Why, not how, do we consume news?
With the advent of news blogs, specialty magazines and partisan Web publications, much has been made of how people are consuming news in the 21st century. The choices available to tailor our experience have exploded beyond FOX or CNN, beyond NPR or Rush Limbaugh. But few are asking why. Why do people consume news? What are they after? What are the expecting?
I started to question readers’ expectations a few months ago when someone wrote a letter to the editor of the San Antonio Express News complaining about David Brooks’s column. Brooks, a syndicated columnist from the New York Times, has always been my favorite conservative commentator, so you can imagine that it wasn’t his politics that south Texas readers were complaining about. It was his language. Words. Too big. Why do you run his column if we can’t understand it?
I was further embarrassed this weekend, when San Antonio’s ombudsman Bob Richter felt forced to write a column to assuage the ire of E-N readers, inflamed this time by the story about President Bush getting a shoe thrown at him by an Iraqi journalist. We all know it by now, as front page headlines and nightly news programs featured the story for days. But several people had written into my hometown paper complaining that the story should not have been on the front page of the paper, or in it at all.
Our news literacy in this county is already abysmal, and would be made worse if newspapers canceled an intelligent column because readers don’t own a dictionary and don’t want to read things that challenge them, or if national news was tucked away and under-reported because it might embarrass someone or enlighten them to a harsh reality.
The Pew Research Center offers a 10-question news IQ test that demonstrates why we can’t let newspapers slip away, and why the contemporary news culture of tailoring our consumption to our political views can be dangerous. I scored a 10 out of 10 on the test (which asked about big, well-covered news items) placing me in the 93rd percentile. The national average is a whopping 50 percent.
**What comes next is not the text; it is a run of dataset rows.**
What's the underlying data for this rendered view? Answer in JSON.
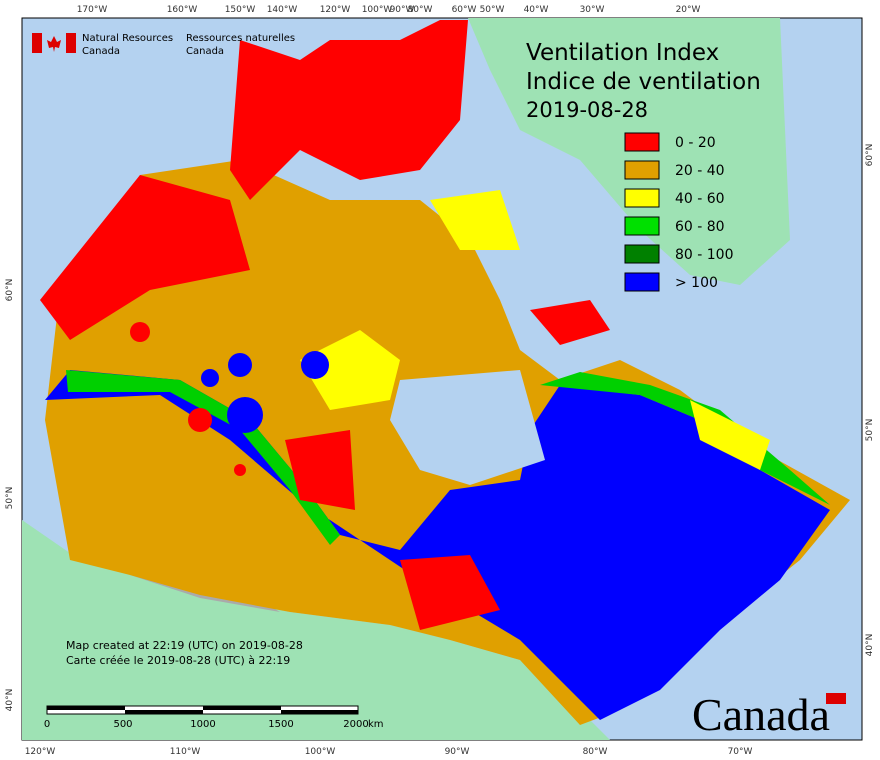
{
  "header": {
    "org_en": "Natural Resources",
    "org_en_2": "Canada",
    "org_fr": "Ressources naturelles",
    "org_fr_2": "Canada"
  },
  "title": [
    "Ventilation Index",
    "Indice de ventilation",
    "2019-08-28"
  ],
  "legend": [
    {
      "label": "0 - 20",
      "color": "#ff0000"
    },
    {
      "label": "20 - 40",
      "color": "#e0a000"
    },
    {
      "label": "40 - 60",
      "color": "#ffff00"
    },
    {
      "label": "60 - 80",
      "color": "#00e000"
    },
    {
      "label": "80 - 100",
      "color": "#008000"
    },
    {
      "label": "> 100",
      "color": "#0000ff"
    }
  ],
  "top_labels": [
    "170°W",
    "160°W",
    "150°W",
    "140°W",
    "120°W",
    "100°W",
    "90°W",
    "80°W",
    "60°W",
    "50°W",
    "40°W",
    "30°W",
    "20°W"
  ],
  "bottom_labels": [
    "120°W",
    "110°W",
    "100°W",
    "90°W",
    "80°W",
    "70°W"
  ],
  "left_labels": [
    "60°N",
    "50°N",
    "40°N"
  ],
  "right_labels": [
    "60°N",
    "50°N",
    "40°N"
  ],
  "scale": {
    "ticks": [
      "0",
      "500",
      "1000",
      "1500",
      "2000"
    ],
    "unit": "km"
  },
  "credits": [
    "Map created at 22:19 (UTC) on 2019-08-28",
    "Carte créée le 2019-08-28 (UTC) à 22:19"
  ],
  "wordmark": "Canada"
}
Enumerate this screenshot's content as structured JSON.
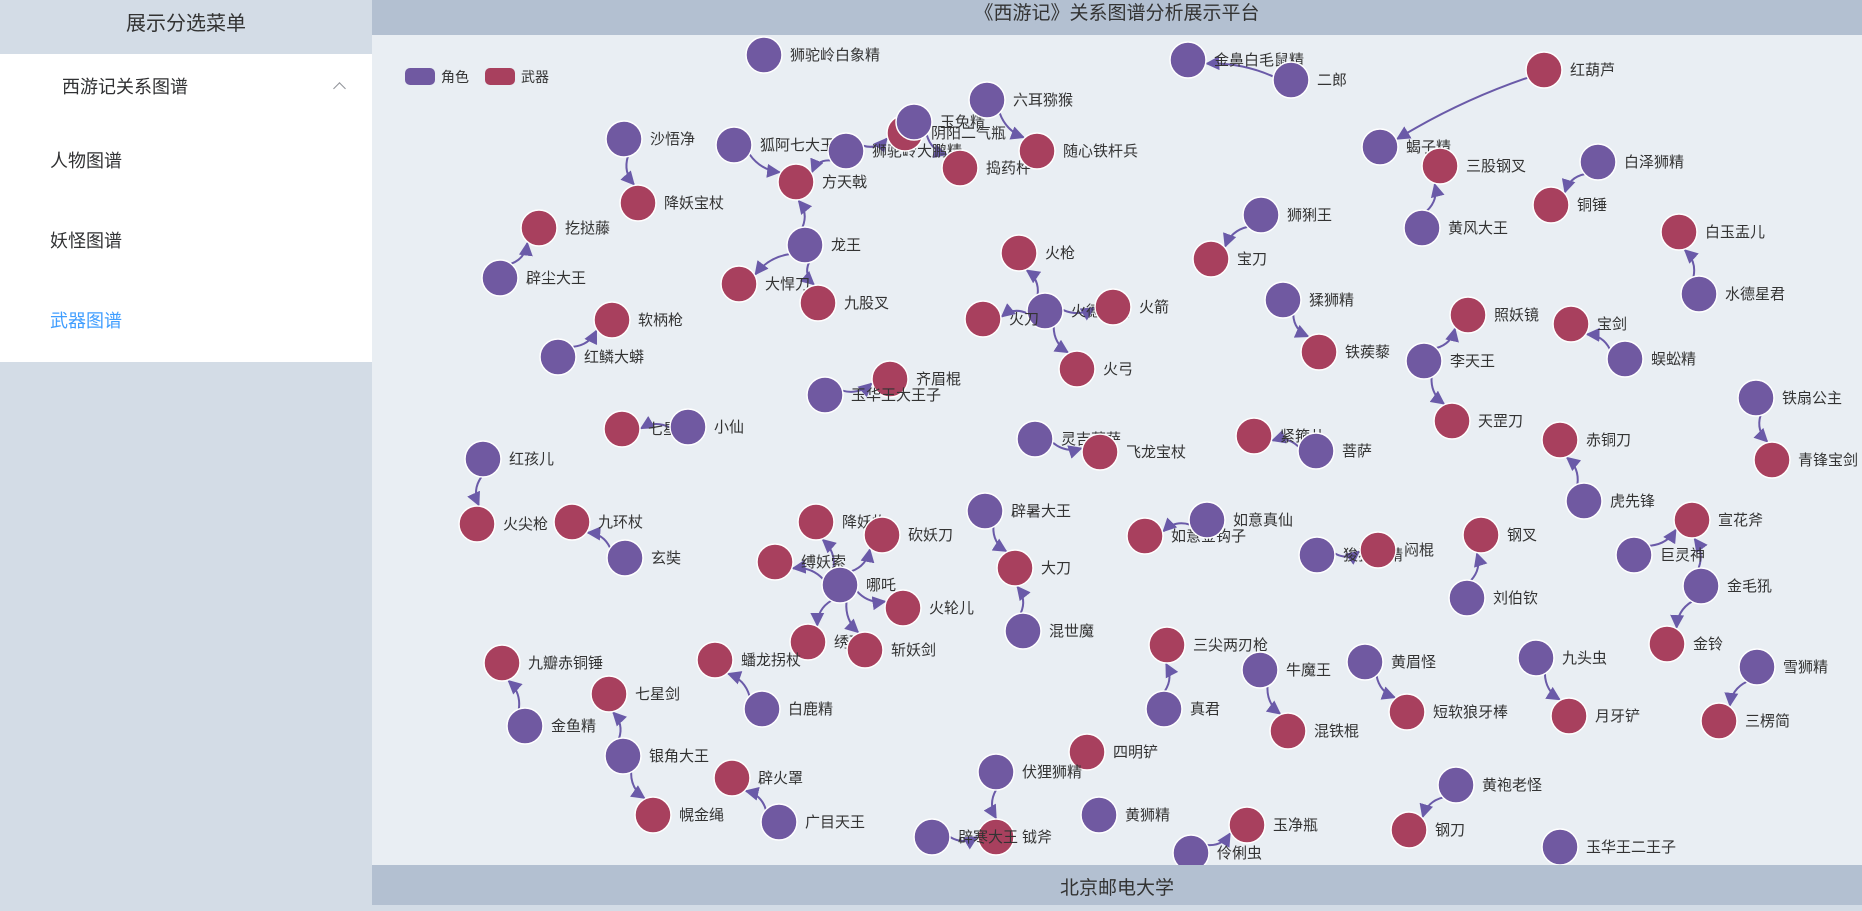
{
  "sidebar": {
    "title": "展示分选菜单",
    "submenu": {
      "label": "西游记关系图谱"
    },
    "items": [
      {
        "label": "人物图谱"
      },
      {
        "label": "妖怪图谱"
      },
      {
        "label": "武器图谱"
      }
    ],
    "active_index": 2
  },
  "header": {
    "title": "《西游记》关系图谱分析展示平台"
  },
  "footer": {
    "text": "北京邮电大学"
  },
  "graph": {
    "legend": [
      {
        "label": "角色",
        "color": "#7059a1"
      },
      {
        "label": "武器",
        "color": "#a8405e"
      }
    ],
    "colors": {
      "role": "#7059a1",
      "weapon": "#a8405e",
      "edge": "#6a5aa8",
      "stroke": "#ffffff"
    },
    "nodes": [
      {
        "id": "n1",
        "label": "狮驼岭白象精",
        "type": "role"
      },
      {
        "id": "n2",
        "label": "金鼻白毛鼠精",
        "type": "role"
      },
      {
        "id": "n3",
        "label": "二郎",
        "type": "role"
      },
      {
        "id": "n4",
        "label": "红葫芦",
        "type": "weapon"
      },
      {
        "id": "n5",
        "label": "沙悟净",
        "type": "role"
      },
      {
        "id": "n6",
        "label": "降妖宝杖",
        "type": "weapon"
      },
      {
        "id": "n7",
        "label": "狐阿七大王",
        "type": "role"
      },
      {
        "id": "n8",
        "label": "狮驼岭大鹏精",
        "type": "role"
      },
      {
        "id": "n9",
        "label": "阴阳二气瓶",
        "type": "weapon"
      },
      {
        "id": "n10",
        "label": "方天戟",
        "type": "weapon"
      },
      {
        "id": "n11",
        "label": "玉兔精",
        "type": "role"
      },
      {
        "id": "n12",
        "label": "捣药杵",
        "type": "weapon"
      },
      {
        "id": "n13",
        "label": "六耳猕猴",
        "type": "role"
      },
      {
        "id": "n14",
        "label": "随心铁杆兵",
        "type": "weapon"
      },
      {
        "id": "n15",
        "label": "蝎子精",
        "type": "role"
      },
      {
        "id": "n16",
        "label": "三股钢叉",
        "type": "weapon"
      },
      {
        "id": "n17",
        "label": "黄风大王",
        "type": "role"
      },
      {
        "id": "n18",
        "label": "白泽狮精",
        "type": "role"
      },
      {
        "id": "n19",
        "label": "铜锤",
        "type": "weapon"
      },
      {
        "id": "n20",
        "label": "白玉盂儿",
        "type": "weapon"
      },
      {
        "id": "n21",
        "label": "水德星君",
        "type": "role"
      },
      {
        "id": "n22",
        "label": "龙王",
        "type": "role"
      },
      {
        "id": "n23",
        "label": "大悍刀",
        "type": "weapon"
      },
      {
        "id": "n24",
        "label": "九股叉",
        "type": "weapon"
      },
      {
        "id": "n25",
        "label": "扢挞藤",
        "type": "weapon"
      },
      {
        "id": "n26",
        "label": "辟尘大王",
        "type": "role"
      },
      {
        "id": "n27",
        "label": "狮猁王",
        "type": "role"
      },
      {
        "id": "n28",
        "label": "宝刀",
        "type": "weapon"
      },
      {
        "id": "n29",
        "label": "火枪",
        "type": "weapon"
      },
      {
        "id": "n30",
        "label": "火德星君",
        "type": "role"
      },
      {
        "id": "n31",
        "label": "火箭",
        "type": "weapon"
      },
      {
        "id": "n32",
        "label": "火刀",
        "type": "weapon"
      },
      {
        "id": "n33",
        "label": "火弓",
        "type": "weapon"
      },
      {
        "id": "n34",
        "label": "猱狮精",
        "type": "role"
      },
      {
        "id": "n35",
        "label": "铁蒺藜",
        "type": "weapon"
      },
      {
        "id": "n36",
        "label": "照妖镜",
        "type": "weapon"
      },
      {
        "id": "n37",
        "label": "李天王",
        "type": "role"
      },
      {
        "id": "n38",
        "label": "天罡刀",
        "type": "weapon"
      },
      {
        "id": "n39",
        "label": "宝剑",
        "type": "weapon"
      },
      {
        "id": "n40",
        "label": "蜈蚣精",
        "type": "role"
      },
      {
        "id": "n41",
        "label": "软柄枪",
        "type": "weapon"
      },
      {
        "id": "n42",
        "label": "红鳞大蟒",
        "type": "role"
      },
      {
        "id": "n43",
        "label": "齐眉棍",
        "type": "weapon"
      },
      {
        "id": "n44",
        "label": "玉华王大王子",
        "type": "role"
      },
      {
        "id": "n45",
        "label": "铁扇公主",
        "type": "role"
      },
      {
        "id": "n46",
        "label": "青锋宝剑",
        "type": "weapon"
      },
      {
        "id": "n47",
        "label": "七星鞭",
        "type": "weapon"
      },
      {
        "id": "n48",
        "label": "小仙",
        "type": "role"
      },
      {
        "id": "n49",
        "label": "灵吉菩萨",
        "type": "role"
      },
      {
        "id": "n50",
        "label": "飞龙宝杖",
        "type": "weapon"
      },
      {
        "id": "n51",
        "label": "紧箍儿",
        "type": "weapon"
      },
      {
        "id": "n52",
        "label": "菩萨",
        "type": "role"
      },
      {
        "id": "n53",
        "label": "赤铜刀",
        "type": "weapon"
      },
      {
        "id": "n54",
        "label": "虎先锋",
        "type": "role"
      },
      {
        "id": "n55",
        "label": "红孩儿",
        "type": "role"
      },
      {
        "id": "n56",
        "label": "火尖枪",
        "type": "weapon"
      },
      {
        "id": "n57",
        "label": "九环杖",
        "type": "weapon"
      },
      {
        "id": "n58",
        "label": "玄奘",
        "type": "role"
      },
      {
        "id": "n59",
        "label": "降妖杵",
        "type": "weapon"
      },
      {
        "id": "n60",
        "label": "砍妖刀",
        "type": "weapon"
      },
      {
        "id": "n61",
        "label": "缚妖索",
        "type": "weapon"
      },
      {
        "id": "n62",
        "label": "哪吒",
        "type": "role"
      },
      {
        "id": "n63",
        "label": "火轮儿",
        "type": "weapon"
      },
      {
        "id": "n64",
        "label": "绣球儿",
        "type": "weapon"
      },
      {
        "id": "n65",
        "label": "斩妖剑",
        "type": "weapon"
      },
      {
        "id": "n66",
        "label": "辟暑大王",
        "type": "role"
      },
      {
        "id": "n67",
        "label": "大刀",
        "type": "weapon"
      },
      {
        "id": "n68",
        "label": "混世魔",
        "type": "role"
      },
      {
        "id": "n69",
        "label": "如意金钩子",
        "type": "weapon"
      },
      {
        "id": "n70",
        "label": "如意真仙",
        "type": "role"
      },
      {
        "id": "n71",
        "label": "狻猊狮精",
        "type": "role"
      },
      {
        "id": "n72",
        "label": "闷棍",
        "type": "weapon"
      },
      {
        "id": "n73",
        "label": "钢叉",
        "type": "weapon"
      },
      {
        "id": "n74",
        "label": "刘伯钦",
        "type": "role"
      },
      {
        "id": "n75",
        "label": "宣花斧",
        "type": "weapon"
      },
      {
        "id": "n76",
        "label": "巨灵神",
        "type": "role"
      },
      {
        "id": "n77",
        "label": "金毛犼",
        "type": "role"
      },
      {
        "id": "n78",
        "label": "金铃",
        "type": "weapon"
      },
      {
        "id": "n79",
        "label": "九瓣赤铜锤",
        "type": "weapon"
      },
      {
        "id": "n80",
        "label": "金鱼精",
        "type": "role"
      },
      {
        "id": "n81",
        "label": "七星剑",
        "type": "weapon"
      },
      {
        "id": "n82",
        "label": "银角大王",
        "type": "role"
      },
      {
        "id": "n83",
        "label": "幌金绳",
        "type": "weapon"
      },
      {
        "id": "n84",
        "label": "蟠龙拐杖",
        "type": "weapon"
      },
      {
        "id": "n85",
        "label": "白鹿精",
        "type": "role"
      },
      {
        "id": "n86",
        "label": "辟火罩",
        "type": "weapon"
      },
      {
        "id": "n87",
        "label": "广目天王",
        "type": "role"
      },
      {
        "id": "n88",
        "label": "三尖两刃枪",
        "type": "weapon"
      },
      {
        "id": "n89",
        "label": "真君",
        "type": "role"
      },
      {
        "id": "n90",
        "label": "牛魔王",
        "type": "role"
      },
      {
        "id": "n91",
        "label": "混铁棍",
        "type": "weapon"
      },
      {
        "id": "n92",
        "label": "黄眉怪",
        "type": "role"
      },
      {
        "id": "n93",
        "label": "短软狼牙棒",
        "type": "weapon"
      },
      {
        "id": "n94",
        "label": "九头虫",
        "type": "role"
      },
      {
        "id": "n95",
        "label": "月牙铲",
        "type": "weapon"
      },
      {
        "id": "n96",
        "label": "雪狮精",
        "type": "role"
      },
      {
        "id": "n97",
        "label": "三楞简",
        "type": "weapon"
      },
      {
        "id": "n98",
        "label": "四明铲",
        "type": "weapon"
      },
      {
        "id": "n99",
        "label": "伏狸狮精",
        "type": "role"
      },
      {
        "id": "n100",
        "label": "黄狮精",
        "type": "role"
      },
      {
        "id": "n101",
        "label": "钺斧",
        "type": "weapon"
      },
      {
        "id": "n102",
        "label": "辟寒大王",
        "type": "role"
      },
      {
        "id": "n103",
        "label": "伶俐虫",
        "type": "role"
      },
      {
        "id": "n104",
        "label": "玉净瓶",
        "type": "weapon"
      },
      {
        "id": "n105",
        "label": "黄袍老怪",
        "type": "role"
      },
      {
        "id": "n106",
        "label": "钢刀",
        "type": "weapon"
      },
      {
        "id": "n107",
        "label": "玉华王二王子",
        "type": "role"
      }
    ],
    "edges": [
      [
        "n5",
        "n6"
      ],
      [
        "n7",
        "n10"
      ],
      [
        "n8",
        "n9"
      ],
      [
        "n8",
        "n10"
      ],
      [
        "n11",
        "n12"
      ],
      [
        "n13",
        "n14"
      ],
      [
        "n17",
        "n16"
      ],
      [
        "n18",
        "n19"
      ],
      [
        "n21",
        "n20"
      ],
      [
        "n22",
        "n10"
      ],
      [
        "n22",
        "n23"
      ],
      [
        "n22",
        "n24"
      ],
      [
        "n26",
        "n25"
      ],
      [
        "n27",
        "n28"
      ],
      [
        "n30",
        "n29"
      ],
      [
        "n30",
        "n31"
      ],
      [
        "n30",
        "n32"
      ],
      [
        "n30",
        "n33"
      ],
      [
        "n34",
        "n35"
      ],
      [
        "n37",
        "n36"
      ],
      [
        "n37",
        "n38"
      ],
      [
        "n40",
        "n39"
      ],
      [
        "n42",
        "n41"
      ],
      [
        "n44",
        "n43"
      ],
      [
        "n45",
        "n46"
      ],
      [
        "n48",
        "n47"
      ],
      [
        "n49",
        "n50"
      ],
      [
        "n52",
        "n51"
      ],
      [
        "n54",
        "n53"
      ],
      [
        "n55",
        "n56"
      ],
      [
        "n58",
        "n57"
      ],
      [
        "n62",
        "n59"
      ],
      [
        "n62",
        "n60"
      ],
      [
        "n62",
        "n61"
      ],
      [
        "n62",
        "n63"
      ],
      [
        "n62",
        "n64"
      ],
      [
        "n62",
        "n65"
      ],
      [
        "n66",
        "n67"
      ],
      [
        "n68",
        "n67"
      ],
      [
        "n70",
        "n69"
      ],
      [
        "n71",
        "n72"
      ],
      [
        "n74",
        "n73"
      ],
      [
        "n76",
        "n75"
      ],
      [
        "n77",
        "n75"
      ],
      [
        "n77",
        "n78"
      ],
      [
        "n80",
        "n79"
      ],
      [
        "n82",
        "n81"
      ],
      [
        "n82",
        "n83"
      ],
      [
        "n85",
        "n84"
      ],
      [
        "n87",
        "n86"
      ],
      [
        "n89",
        "n88"
      ],
      [
        "n90",
        "n91"
      ],
      [
        "n92",
        "n93"
      ],
      [
        "n94",
        "n95"
      ],
      [
        "n96",
        "n97"
      ],
      [
        "n99",
        "n101"
      ],
      [
        "n102",
        "n101"
      ],
      [
        "n103",
        "n104"
      ],
      [
        "n105",
        "n106"
      ],
      [
        "n3",
        "n2"
      ],
      [
        "n4",
        "n15"
      ]
    ]
  }
}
I was raised to view reading the newspaper as a learning experience. As a child, it expanded my worldview and my vocabulary. It taught me about different viewpoints, which in turn helped me to develop my own. I fear the day people can wholly refuse to be aware of any news they care nothing about, living in a hazy, partisan oblivion of laziness and self-absorption. I call it “news anarchy” (a state of disorder resulting from the nonrecognition of relevant news).